Those wonderful pedants have had their way with my six weeks of toil, and what do I receive? A document which puts dates in the following formats:
- Monday 10th May at 9am
- 9am on Monday the 10th of May
- 9am, Monday May 10th
- Monday 10/5 at 9
The essence of the rule about writing dates is very simple: hybrids of numbers and words are forbidden. Thus, the big bloopers above should be:
- Monday 10 May
- Monday the TENTH of May
- Monday, May 10
My preferred style is #1 above. It gives the information in the order in which you would say it, which makes it a logical sequence that doesn't require a mental backflip to process. I never add the suffixes -st, -nd, -rd, -th to a number when writing a date -- reporting the placing of contestants in an athletic competition is a different matter, of course. How you write a date is not the same as how you say it. I just can't bring myself to appreciate these little superscript numbers. They are the bane of good formatting.

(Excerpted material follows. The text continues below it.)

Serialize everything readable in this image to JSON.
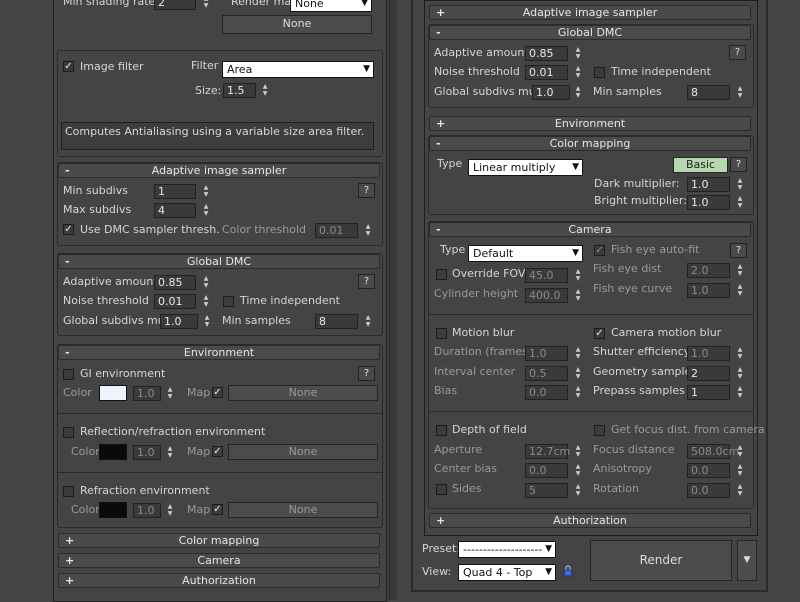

When adding times, it's a question of asking how you would say the thing, and expressing it fully. 9am looks a bit incomplete to me, 9.00 raises the question "which one?". 9.00am seems about right -- you'd say "nine o'clock in the morning" (OK, antemeridian for you unreconstructed Latinists out there). Then it becomes a case of the following sequence:
Number, word number word = 9.00am, Monday 10 May.
Is that elegant, or what?
Why is it so few people see the light?